It is vital in any team that everyone has at least a basic knowledge of how to operate in the roles of their teammates. Everyone obviously has their preferred roles and might not think they need to know how to operate an AT for example because they're always an MG gunner. However, if for example you team is attacked by a tank and your AT man is killed, when your squad leader tells you to pick up the AT, you need to instantly know how to use it, rather than having no clue and your squad being wiped out. The infantry squad will also feature members who's roles are designed to support and supplement the rest of the squad's abilities, increasing overall combat effectiveness.

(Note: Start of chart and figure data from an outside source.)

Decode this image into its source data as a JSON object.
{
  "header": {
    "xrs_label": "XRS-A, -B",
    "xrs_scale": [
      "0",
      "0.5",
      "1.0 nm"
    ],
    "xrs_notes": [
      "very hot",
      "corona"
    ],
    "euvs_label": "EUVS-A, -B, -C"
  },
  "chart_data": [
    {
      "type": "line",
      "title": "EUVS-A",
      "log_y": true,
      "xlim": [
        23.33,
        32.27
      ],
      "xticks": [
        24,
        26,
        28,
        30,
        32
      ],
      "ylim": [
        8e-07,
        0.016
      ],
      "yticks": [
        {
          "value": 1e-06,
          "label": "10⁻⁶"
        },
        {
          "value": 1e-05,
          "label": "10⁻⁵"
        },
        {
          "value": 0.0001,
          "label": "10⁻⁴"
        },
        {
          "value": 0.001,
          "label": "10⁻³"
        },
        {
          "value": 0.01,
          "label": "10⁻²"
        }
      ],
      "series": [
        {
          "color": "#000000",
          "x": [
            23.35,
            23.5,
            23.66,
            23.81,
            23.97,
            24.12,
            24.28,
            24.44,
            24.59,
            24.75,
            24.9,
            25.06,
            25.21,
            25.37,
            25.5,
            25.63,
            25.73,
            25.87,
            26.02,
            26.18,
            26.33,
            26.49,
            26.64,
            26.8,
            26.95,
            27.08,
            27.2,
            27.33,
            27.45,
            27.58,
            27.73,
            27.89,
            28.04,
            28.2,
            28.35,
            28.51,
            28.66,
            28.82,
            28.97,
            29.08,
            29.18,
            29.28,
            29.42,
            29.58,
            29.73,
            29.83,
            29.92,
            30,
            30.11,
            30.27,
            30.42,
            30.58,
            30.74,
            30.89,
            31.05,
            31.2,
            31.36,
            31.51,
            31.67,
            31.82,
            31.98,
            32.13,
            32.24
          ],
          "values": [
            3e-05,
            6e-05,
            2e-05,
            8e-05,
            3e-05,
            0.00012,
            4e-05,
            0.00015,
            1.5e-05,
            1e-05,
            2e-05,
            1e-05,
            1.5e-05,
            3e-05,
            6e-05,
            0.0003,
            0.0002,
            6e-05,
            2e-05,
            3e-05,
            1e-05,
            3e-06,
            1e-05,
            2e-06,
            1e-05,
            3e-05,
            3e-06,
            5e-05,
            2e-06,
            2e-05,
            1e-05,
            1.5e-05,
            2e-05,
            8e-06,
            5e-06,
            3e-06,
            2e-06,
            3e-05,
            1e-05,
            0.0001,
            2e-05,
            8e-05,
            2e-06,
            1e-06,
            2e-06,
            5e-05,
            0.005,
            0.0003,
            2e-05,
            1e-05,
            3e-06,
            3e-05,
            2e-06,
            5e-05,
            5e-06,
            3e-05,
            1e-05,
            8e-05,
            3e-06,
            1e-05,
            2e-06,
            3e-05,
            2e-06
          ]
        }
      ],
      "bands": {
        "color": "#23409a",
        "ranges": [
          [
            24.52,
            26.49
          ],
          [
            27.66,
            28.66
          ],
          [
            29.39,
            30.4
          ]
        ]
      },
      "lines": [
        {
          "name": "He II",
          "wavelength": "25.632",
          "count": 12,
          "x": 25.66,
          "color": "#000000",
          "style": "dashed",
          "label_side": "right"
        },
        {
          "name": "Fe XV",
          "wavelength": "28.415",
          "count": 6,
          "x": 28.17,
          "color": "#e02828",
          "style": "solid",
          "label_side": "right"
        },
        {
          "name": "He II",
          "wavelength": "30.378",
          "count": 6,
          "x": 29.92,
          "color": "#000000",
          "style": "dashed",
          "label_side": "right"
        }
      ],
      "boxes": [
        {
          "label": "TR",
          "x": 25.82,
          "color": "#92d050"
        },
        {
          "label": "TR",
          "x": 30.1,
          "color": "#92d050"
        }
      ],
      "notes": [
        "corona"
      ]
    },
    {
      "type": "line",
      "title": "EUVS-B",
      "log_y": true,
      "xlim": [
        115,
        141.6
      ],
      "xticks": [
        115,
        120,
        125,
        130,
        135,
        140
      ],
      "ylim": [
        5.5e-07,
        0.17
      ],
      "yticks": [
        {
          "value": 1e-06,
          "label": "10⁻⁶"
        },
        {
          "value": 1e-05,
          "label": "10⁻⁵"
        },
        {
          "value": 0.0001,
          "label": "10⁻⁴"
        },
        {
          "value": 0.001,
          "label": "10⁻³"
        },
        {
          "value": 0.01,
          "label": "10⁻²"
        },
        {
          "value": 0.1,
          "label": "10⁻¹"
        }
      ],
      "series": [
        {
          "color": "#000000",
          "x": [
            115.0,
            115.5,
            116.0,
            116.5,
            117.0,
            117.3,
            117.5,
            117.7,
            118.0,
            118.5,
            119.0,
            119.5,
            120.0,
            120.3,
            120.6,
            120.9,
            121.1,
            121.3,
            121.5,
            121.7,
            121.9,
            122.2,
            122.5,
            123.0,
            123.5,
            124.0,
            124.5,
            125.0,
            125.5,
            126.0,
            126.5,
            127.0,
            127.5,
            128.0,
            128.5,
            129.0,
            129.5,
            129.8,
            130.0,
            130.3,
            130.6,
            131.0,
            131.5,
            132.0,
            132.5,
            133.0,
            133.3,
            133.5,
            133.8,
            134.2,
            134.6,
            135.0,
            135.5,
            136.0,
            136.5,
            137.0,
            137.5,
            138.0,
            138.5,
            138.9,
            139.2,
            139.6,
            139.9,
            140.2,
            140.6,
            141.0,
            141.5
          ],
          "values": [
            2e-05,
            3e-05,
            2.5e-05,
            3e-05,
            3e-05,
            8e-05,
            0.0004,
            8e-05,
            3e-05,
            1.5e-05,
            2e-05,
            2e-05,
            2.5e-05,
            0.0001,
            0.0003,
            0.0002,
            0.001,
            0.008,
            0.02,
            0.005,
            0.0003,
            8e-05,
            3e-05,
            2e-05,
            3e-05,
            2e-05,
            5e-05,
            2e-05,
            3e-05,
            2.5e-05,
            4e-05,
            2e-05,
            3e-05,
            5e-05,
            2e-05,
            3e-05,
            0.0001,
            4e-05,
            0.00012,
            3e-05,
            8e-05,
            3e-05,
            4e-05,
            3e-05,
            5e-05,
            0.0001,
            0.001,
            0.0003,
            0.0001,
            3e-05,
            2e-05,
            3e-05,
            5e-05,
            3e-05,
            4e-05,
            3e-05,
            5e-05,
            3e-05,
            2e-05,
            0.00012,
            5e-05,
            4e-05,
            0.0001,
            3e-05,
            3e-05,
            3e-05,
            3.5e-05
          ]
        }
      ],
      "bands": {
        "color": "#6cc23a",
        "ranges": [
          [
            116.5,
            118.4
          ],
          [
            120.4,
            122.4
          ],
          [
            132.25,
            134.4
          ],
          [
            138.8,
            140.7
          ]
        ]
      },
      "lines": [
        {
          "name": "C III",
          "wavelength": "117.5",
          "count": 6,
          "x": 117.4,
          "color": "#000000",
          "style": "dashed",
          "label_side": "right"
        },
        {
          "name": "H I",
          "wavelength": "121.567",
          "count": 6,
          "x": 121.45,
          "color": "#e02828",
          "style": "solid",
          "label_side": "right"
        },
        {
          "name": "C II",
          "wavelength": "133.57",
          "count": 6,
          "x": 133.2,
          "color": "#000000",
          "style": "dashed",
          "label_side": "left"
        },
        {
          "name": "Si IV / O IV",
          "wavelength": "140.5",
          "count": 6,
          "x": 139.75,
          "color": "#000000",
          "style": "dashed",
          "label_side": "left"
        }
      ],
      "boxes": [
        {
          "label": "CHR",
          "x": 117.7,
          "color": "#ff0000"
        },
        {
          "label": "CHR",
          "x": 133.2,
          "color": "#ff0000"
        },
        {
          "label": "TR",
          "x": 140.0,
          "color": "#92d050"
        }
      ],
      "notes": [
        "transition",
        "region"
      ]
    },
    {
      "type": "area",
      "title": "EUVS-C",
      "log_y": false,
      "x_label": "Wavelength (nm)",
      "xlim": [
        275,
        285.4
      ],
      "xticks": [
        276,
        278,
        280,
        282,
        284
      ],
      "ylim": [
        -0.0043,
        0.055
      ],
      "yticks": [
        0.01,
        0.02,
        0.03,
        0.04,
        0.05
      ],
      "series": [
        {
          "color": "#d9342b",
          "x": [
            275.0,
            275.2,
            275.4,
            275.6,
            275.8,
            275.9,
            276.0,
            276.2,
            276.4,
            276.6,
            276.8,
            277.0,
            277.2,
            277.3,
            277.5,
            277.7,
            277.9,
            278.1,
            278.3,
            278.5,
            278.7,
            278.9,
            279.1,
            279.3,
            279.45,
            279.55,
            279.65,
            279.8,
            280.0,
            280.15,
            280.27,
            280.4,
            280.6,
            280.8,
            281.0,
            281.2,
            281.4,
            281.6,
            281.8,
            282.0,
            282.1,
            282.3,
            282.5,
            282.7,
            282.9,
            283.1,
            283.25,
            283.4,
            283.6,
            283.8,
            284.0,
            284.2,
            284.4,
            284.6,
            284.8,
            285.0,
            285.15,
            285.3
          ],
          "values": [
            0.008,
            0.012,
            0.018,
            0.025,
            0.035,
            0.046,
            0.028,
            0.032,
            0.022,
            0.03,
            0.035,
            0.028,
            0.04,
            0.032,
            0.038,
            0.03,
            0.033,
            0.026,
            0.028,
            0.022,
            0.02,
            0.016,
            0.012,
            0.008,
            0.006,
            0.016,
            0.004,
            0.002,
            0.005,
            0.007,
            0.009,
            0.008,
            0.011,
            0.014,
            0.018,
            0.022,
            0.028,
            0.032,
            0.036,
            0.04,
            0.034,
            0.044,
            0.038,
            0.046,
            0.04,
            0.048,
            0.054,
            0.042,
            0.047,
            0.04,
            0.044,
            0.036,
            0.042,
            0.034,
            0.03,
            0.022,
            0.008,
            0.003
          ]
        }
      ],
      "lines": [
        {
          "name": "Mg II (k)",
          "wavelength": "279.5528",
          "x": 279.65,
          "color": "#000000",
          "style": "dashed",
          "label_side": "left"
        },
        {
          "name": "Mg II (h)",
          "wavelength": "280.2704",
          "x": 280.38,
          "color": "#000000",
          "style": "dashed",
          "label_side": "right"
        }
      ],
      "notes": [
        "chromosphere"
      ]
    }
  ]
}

A machinegunner is the main suppressive force of any fireteam. His ability
to rapidly put down a high volume of fire on specific targets make the MG excellent for support and suppression, allowing other elements to manouver and eliminate the enemy. In a defensive role, an MG can be a devastating tool, able to engage large groups of enemies at long range for sustained periods of time. A well placed MG can hold up and entire rifle squad for a very long period of time and inflict heavy casualties in a short space of time if the enemy are ill prepared or in limited over. Machine guns and their ammunition are generally heavier than a standard rifle, meaning that a machinegunner may work in a team of 2 or even 3, with one gunner, an assistant and an ammo bearer. An MG gunner must follow his FTL's orders and ensure that his weapon is positioned in a position to maximise his field of fire whilst ensuring cover/ concealment. If his FTL directs him to an unsuitable position, it is the MG gunner's responsibility to inform his FTL and seek out a better position. The MG gunner also needs to make efficient use of his ammunition, which can be quickly depleted due to the high rate of fire most MG's have. MG's may also be employed in anti-vehicle roles, due to their generally higher calibre rounds and high rate of fire. Due to the value of an MG to a team, it should not generally be used in a rapid assault, being more suited to a support role.
MedicEditThe medic is a vital asset to any squad. It is his responsibility to tend to any
wounded troops, prioritising the wounded and caring to those who need it the most
first. It is VITAL that that medic does not deliberately place himself in harms way,
example by taking part in a high risk assault. If the squads medic is killed, one
casualty can quickly turn into several, as there is no longer anyone to care for the
wounded. If a wounded soldier is in a high risk situation, for example out in the open
under fire, then the medic should direct another squad member to retreive the wounded
man, rather than placing himself at risk. The medic also needs to be able to make objective decisions about who can be saved, and who is beyong help, as well as prioritising which troops need help first (e.g an AA specialist may be prioritised over a rifleman in some cases if the squad is under air attack).A medic may also need to decide whether a unit requires a medevac or whether they can be sufficiently treated in the field. When under fire, the medic should make good use of smoke cover and covering fire when attempting to retrieve wounded, and ensure that his position is secure before treating anyone, you dont want to be halfway through applying a bandage when an enemy soldier comes around the corner. a medic will generally be attached to the squad leader, and will be directed be him/her to where they are needed by the squad leader, following requests by FTL's. Before entering combat a medic needs to ensure that they have enough supplies (ACE) and suffiecient smoke grenades, whilst not carrying too much weight, as medics must be able to move quickly from one casualty to another. A medic may carry a weapon, however this is primarily for self
defense as the medic is not intended as a combat soldier.